When I turned from West Bellfort and onto South Post Oak to get on the West Loop, I saw back-to-back traffic waiting for me.  After living in Houston for almost 20 years, sometimes I'm still stunned at the number of people on the freeways.  Now, if I were more of a sports fan, I would have been better prepared.  The Texans had played at home today.  The game must have just let out (I did check the score later to see that the Texas beat the Dolphins).

For the drive, I had Circuital by My Morning Jacket in my stereo "Wonderful (The Way I Feel)" came on.  I put the song on repeat and slowly worked my way in the bumper-to-bumper.  The song can always take me away.  So I did a bit of day-dreaming as I inched north. 

As the song played, I found myself
  • Sailing on a catamaran, off the coast of Cozumel
  • Looking at clouds at Galveston Island
  • Swimming in the waters of Puerto Rico
  • Walking around my sister's yard and enjoying her flowers, planted among the Louisiana pines. 
I was only five minutes late for my piano lesson.  Amazing, since I'd been thousands of miles away during the drive.

Back on the freeway after my lesson, I listened to the same song over and again, all the way home.



I hope you also had the chance to get away from it all this weekend.

Monday, September 3, 2012

Labor Day.

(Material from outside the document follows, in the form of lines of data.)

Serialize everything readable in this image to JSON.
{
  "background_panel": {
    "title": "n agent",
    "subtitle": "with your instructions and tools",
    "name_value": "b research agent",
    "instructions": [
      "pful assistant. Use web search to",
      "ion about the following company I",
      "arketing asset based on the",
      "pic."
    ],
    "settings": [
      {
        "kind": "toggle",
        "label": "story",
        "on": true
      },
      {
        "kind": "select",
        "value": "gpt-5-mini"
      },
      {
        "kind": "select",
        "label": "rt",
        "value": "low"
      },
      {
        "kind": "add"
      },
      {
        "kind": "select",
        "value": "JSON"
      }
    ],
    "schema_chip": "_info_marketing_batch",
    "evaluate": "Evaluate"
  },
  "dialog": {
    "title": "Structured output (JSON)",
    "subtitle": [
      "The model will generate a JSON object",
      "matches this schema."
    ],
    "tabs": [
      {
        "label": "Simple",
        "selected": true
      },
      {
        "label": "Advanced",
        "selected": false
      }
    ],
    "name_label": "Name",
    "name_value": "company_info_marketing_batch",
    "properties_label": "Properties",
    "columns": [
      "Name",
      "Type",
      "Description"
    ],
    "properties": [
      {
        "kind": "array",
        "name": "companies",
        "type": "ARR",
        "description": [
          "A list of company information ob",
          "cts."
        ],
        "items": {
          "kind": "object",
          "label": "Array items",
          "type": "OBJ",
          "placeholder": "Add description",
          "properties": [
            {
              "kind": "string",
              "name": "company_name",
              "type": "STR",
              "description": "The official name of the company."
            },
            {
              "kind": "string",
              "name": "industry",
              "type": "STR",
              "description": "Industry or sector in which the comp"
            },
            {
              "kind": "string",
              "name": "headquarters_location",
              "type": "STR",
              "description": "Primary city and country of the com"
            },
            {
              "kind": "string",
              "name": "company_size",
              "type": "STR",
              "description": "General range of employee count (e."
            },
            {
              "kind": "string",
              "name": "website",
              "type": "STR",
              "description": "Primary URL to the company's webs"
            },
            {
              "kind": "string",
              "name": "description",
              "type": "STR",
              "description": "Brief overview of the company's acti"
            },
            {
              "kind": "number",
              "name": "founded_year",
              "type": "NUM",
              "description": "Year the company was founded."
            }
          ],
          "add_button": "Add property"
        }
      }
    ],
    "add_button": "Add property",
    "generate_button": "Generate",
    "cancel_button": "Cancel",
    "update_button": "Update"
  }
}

Yeah, Well…I Did.

On Labor Day this year, the GOP House Majority Leader, Eric Cantor, posted a statement on Twitter praising entrepreneurs, and downplaying the importance of our United States labor force.  Makes perfect sense to me.  I do not own my own business; therefore, I ended up working all weekend.

With many of my projects at work wrapping up at the beginning of the 4th quarter, I’ve had competing priorities without a clue on how to decide what takes priority.  So, when many of my gay brothers were spending the weekend partying it up at Southern Decadence in New Orleans or sunning themselves at Last Splash at Hippie Hollow near Austin, I found myself in the office or both Saturday and Sunday.  Additionally, when I left the office on Sunday, I brought my laptop home so I could work Monday as well.

If I’d only taken better notes or paid better attention to my professors in business school, maybe I’d be running my own empire.  And I would imagine that, as a business owner, I still would have worked the weekend.  Running your own business is a tough job.  As a child, I watched as my enterprising father run businesses simultaneously.  Well, I caught sight of him occasionally; the man was busy. 

In addition to doing my day-job work each day of the holiday weekend, I went to my piano lesson (it’s an effort, people, albeit an enjoyable one), I did my yard work (I’m the rare Houstonian who knows how to push a lawnmower around his own parcel of land), I bathed the dogs (you can read what a chore this is here), I cleaned the litter box (yes, I’m a servant to my animals).

If I examine the amount of time that I spent on the activities mentioned in the preceding paragraph, maybe I did have a sufficient holiday. 

·         My piano lesson?  Typically, after practicing for an hour each day, I tend to make the same mistakes over and again at my teacher’s piano, laughing at myself as I play.  But there is that moment of zen, when all falls in place, and I perfectly play a passage that had given me the devil for weeks.  It surprises me, although my teacher says, matter-of-factly and with a smile, “You worked it out.”  Ok, so maybe it’s not work.

·         The yard work?  I watched my grandfather do his own lawn up until the time that his vision prevented him from seeing well enough.  I feel connected to him as I push my mower around the yard.  I plug in my headphone, put some rock music on, and the whole task seems like it’s over in minutes.  (But why does my iPod always offer me “Dust in the Wind” by Kansas?  It’s a pretty, but disheartening song.  I really need to remove it)

·         Bathing the dogs?  They smell so great afterwards.  ‘Nuff said.

·         Cleaning out the litter pan?   Oddly enough, the cats act grateful.  (I mean, who wouldn’t be happy if someone came in to clean your bathroom?)
 

But I am left wondering how Eric spent his weekend?  Given the perks and privileges offered to a high-rolling politician,  I’m guessing that his was not remotely like mine.